I just finished a 4 mile run, am getting ready for an afternoon of biking with my son and an evening at Tanglewood.

There is so much that I can't control and can't change and in comparison with what others face, my issues and problems seem pretty insignificant. I can be mindful and appreciate the gifts I have and recognize them as gifts.

Sunday, August 1, 2010

"Isn't it fun that the cars stop when you are in the cross walk?"

Coming out of the library in the center of our little town, I overheard a mom saying to her son, as the family walked down the sidewalk, "Isn't it fun that the cars stop when you are in the cross walk?"

It made me smile as I too walked down to Main Street and as I approached the road and stepped into the crosswalk, the cars on both sides stopped.
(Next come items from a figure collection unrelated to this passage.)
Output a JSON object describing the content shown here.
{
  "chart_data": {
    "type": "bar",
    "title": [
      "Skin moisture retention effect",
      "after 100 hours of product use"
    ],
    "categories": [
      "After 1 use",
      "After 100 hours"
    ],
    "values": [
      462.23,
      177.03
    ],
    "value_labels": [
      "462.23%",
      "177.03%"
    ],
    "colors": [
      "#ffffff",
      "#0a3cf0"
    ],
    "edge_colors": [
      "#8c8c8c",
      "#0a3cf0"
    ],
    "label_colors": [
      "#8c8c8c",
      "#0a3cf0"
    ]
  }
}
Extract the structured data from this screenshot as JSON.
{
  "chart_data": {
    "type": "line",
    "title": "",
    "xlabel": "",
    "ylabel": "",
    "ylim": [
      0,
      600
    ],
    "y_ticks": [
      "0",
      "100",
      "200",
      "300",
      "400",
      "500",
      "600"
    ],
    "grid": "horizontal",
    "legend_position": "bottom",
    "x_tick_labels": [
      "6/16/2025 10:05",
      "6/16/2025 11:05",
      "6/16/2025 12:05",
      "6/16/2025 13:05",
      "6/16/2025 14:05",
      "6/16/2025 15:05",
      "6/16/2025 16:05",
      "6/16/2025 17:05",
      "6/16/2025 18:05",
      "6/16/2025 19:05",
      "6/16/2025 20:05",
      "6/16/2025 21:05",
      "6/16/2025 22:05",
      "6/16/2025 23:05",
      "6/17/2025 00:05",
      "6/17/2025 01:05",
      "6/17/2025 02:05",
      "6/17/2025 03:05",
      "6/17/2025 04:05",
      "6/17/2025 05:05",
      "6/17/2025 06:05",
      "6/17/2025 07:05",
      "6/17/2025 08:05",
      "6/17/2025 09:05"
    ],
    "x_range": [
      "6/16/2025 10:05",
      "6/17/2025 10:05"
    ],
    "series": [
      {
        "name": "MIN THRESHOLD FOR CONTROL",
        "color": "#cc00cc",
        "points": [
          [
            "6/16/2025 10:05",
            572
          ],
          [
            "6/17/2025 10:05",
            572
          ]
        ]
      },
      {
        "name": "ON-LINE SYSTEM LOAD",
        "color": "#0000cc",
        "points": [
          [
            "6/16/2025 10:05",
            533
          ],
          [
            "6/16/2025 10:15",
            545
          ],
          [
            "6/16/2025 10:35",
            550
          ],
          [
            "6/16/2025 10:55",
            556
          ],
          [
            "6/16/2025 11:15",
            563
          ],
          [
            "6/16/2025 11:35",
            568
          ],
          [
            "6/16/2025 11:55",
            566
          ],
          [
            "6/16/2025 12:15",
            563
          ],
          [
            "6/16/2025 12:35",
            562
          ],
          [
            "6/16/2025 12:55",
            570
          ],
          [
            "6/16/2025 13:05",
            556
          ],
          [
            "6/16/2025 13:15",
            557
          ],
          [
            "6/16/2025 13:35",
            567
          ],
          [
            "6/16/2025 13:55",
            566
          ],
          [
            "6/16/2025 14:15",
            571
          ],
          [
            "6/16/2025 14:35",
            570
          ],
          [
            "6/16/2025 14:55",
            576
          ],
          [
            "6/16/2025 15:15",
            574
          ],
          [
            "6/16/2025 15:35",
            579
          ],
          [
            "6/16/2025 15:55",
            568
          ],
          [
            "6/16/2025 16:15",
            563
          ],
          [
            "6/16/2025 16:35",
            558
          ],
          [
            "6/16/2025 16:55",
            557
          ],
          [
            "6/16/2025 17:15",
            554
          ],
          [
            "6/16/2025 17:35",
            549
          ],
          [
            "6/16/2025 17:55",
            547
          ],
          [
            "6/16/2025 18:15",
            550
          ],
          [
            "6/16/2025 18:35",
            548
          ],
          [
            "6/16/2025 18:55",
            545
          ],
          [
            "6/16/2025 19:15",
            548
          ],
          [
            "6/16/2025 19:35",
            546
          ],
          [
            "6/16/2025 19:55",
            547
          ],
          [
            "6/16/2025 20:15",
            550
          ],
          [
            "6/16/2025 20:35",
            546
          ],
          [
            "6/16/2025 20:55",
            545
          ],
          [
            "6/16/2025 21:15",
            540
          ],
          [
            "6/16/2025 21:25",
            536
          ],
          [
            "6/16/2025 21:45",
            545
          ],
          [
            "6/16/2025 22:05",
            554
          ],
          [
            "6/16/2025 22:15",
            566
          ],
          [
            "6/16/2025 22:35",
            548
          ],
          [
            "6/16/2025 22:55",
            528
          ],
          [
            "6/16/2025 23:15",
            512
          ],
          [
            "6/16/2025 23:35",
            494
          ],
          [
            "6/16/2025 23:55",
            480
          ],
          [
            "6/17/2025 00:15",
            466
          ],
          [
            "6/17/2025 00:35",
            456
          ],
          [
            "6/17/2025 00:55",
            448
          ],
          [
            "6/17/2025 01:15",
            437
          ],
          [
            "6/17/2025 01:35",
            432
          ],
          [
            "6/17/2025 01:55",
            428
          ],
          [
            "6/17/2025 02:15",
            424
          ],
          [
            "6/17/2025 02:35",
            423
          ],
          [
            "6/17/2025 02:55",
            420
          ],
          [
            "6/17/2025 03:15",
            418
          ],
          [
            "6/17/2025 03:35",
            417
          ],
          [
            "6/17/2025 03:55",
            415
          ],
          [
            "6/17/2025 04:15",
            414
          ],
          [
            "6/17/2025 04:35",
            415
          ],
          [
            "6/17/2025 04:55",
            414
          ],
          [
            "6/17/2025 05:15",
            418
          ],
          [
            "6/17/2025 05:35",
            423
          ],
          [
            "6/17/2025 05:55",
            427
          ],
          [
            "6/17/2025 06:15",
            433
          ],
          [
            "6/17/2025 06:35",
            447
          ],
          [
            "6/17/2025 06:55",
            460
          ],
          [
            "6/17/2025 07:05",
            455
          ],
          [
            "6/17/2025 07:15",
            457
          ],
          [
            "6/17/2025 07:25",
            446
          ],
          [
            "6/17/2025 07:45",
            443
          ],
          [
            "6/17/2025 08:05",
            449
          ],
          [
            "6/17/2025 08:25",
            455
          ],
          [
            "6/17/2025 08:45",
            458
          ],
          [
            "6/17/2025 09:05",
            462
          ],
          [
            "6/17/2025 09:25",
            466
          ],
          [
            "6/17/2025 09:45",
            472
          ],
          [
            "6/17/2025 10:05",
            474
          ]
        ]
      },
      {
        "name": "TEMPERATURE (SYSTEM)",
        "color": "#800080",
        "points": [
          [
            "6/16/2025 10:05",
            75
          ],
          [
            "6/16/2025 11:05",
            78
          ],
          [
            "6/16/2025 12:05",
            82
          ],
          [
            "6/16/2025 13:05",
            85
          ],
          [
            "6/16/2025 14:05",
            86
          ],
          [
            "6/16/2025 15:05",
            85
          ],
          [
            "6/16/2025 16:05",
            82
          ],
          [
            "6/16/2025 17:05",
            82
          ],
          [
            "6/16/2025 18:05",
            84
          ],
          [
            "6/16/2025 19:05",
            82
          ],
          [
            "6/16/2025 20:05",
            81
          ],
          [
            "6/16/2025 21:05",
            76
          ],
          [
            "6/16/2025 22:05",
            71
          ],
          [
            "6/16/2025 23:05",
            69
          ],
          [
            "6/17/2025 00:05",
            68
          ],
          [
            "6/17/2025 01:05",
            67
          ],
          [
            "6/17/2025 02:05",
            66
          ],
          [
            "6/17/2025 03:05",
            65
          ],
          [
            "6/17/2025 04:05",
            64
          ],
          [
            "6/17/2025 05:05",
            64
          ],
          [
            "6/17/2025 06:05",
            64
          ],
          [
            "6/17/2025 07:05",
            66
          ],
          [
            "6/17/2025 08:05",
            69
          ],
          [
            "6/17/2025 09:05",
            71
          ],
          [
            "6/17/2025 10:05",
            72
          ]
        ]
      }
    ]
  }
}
I did my half wave of acknowledgment and proceeded.

I think I was at first caught by the word "fun" in this comment then by the reality of the observation. We aren't a theme park with artificial behavior and sets though this town is more touristy than many due to its many cultural attractions. I often wonder what these tourists think we are as "locals". We are for the most part just like them I came from the library picking up a couple of books and a new book on CD for my commute. I was doing routine errands.

The second part of my thoughts was this person's actual observation. It is state law that cars stop for pedestrians in a crosswalk and the local cops do at times enforce it as do the citizens. Out of state cars that are oblivious, even thought there is a sandwich board sign at the crosswalk saying to stop, will get a comment or shout. It also is just a courtesy. something we practice and something we expect from visitors.

My daughter just came back from a week in Pennsylvania with a youth group and in the city, the chaperones reminded them that the rules aren't the same and cars don''t necessarily stop for anyone.

The flip side are tourists who think this is a theme park and will just walk right out into the street also oblivious that this is a thoroughfare or people who will walk down the middle of some of the streets where shops are. It's a small town with perhaps a slower pace but really, you can't be stupid. Though as I drive through downtown, it is now intuitive and what we teach out teenage drives, to watch the road but also the walkers approaching the road.

So, I am glad if that family is having fun here. Just be safe, be courteous and if you are eating at some of the local restaurants, leave good tips for my kids.